First : the development of the State power of the bourgeoisie, the reinforcement of its material means of intervention and the increased use of such intervention is in no way the consequence of simple technical and economic requirements, nor of the inevitable evolution of political power in general, but a direct function of the historical constitution of the proletariat as a class. The State of the imperialist epoch is not only the product of the class antagonism built into the capitalist production relation right from the beginning: it is the State of the epoch of revolutions and counter-revolutions ; it is expressly organized as the State of pre-emptive counter-revolution.
   
Second : the process of constitution of the proletariat as a class is, for the fundamental reason indicated above, an unfinished process, counteracted by the very capitalism which sets it in motion. This process precisely cannot be brought to a conclusion without the proletarian revolution : the proletariat can only finally complete its constitution as a class in so far as it succeeds in constituting itself as the ruling class, through the dictatorship of the proletariat. But this suggests that the dictatorship of the proletariat must itself be a
contradictory situation, in a new sense: a situation in which the proletariat can finally succeed in overcoming its divisions and form itself into a class, yet in which at the same time it begins to cease to be a class to the extent that it ceases to suffer exploitation.

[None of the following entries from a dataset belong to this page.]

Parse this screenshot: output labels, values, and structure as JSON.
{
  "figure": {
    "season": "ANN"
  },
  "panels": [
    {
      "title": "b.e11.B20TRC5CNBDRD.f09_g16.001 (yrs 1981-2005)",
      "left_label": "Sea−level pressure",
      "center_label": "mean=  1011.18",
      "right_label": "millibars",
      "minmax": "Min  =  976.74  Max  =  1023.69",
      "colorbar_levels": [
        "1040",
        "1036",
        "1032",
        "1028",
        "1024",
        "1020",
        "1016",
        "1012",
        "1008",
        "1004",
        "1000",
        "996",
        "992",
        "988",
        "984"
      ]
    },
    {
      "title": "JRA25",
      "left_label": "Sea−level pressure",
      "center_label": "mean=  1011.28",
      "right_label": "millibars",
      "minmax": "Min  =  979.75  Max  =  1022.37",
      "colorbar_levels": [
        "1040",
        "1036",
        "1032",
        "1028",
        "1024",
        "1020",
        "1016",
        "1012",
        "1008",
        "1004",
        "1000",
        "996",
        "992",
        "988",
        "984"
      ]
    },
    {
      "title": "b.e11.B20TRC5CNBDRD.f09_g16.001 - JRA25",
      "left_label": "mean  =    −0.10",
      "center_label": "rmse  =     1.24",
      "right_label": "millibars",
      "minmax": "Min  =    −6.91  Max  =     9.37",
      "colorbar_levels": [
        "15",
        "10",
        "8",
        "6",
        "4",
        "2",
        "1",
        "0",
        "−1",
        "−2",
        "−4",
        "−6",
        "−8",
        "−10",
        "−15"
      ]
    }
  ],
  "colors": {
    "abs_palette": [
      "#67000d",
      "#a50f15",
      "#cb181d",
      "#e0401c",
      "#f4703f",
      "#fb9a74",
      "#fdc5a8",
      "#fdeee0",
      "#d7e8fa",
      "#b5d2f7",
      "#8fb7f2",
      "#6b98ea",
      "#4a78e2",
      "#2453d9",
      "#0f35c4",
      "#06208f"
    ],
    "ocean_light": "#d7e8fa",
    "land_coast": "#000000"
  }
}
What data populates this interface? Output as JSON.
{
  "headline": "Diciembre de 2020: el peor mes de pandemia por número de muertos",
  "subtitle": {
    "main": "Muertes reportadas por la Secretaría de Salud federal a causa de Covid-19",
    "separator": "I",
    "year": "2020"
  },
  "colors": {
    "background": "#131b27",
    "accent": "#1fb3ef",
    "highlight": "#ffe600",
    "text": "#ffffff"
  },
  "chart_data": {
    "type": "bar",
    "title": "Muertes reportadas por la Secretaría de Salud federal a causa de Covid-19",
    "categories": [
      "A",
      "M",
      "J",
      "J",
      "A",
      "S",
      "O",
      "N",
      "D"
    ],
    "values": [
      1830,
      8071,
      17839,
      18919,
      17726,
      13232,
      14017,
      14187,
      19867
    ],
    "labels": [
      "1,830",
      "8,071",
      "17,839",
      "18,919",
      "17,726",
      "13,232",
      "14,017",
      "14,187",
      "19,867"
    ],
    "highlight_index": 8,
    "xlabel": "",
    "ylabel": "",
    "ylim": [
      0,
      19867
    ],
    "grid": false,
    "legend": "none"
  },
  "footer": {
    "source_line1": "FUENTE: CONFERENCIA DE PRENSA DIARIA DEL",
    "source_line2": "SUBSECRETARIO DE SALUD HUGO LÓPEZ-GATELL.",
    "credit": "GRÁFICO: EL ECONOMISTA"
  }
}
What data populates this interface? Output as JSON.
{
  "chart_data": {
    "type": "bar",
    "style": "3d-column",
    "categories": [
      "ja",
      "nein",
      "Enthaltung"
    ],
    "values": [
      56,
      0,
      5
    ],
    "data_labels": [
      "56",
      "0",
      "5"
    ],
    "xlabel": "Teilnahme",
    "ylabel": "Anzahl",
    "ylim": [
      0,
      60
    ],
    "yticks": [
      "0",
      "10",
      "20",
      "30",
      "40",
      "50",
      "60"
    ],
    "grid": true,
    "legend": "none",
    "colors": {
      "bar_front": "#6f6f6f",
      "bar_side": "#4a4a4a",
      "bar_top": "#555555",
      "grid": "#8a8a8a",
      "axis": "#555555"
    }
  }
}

Thus we can understand why, as we are now seeing, the arguments about the dictatorship of the proletariat immediately involve arguments about the proletariat itself, and why the abandonment of the concept of the dictatorship of the proletariat immediately causes the concept of the proletariat itself to 'disappear'. The circle is closed: the working people, if they do not constitute a proletariat, cannot hold State power as a class; they simply need the State to provide for their needs. It is a nice dream, but it is unfortunately only a dream.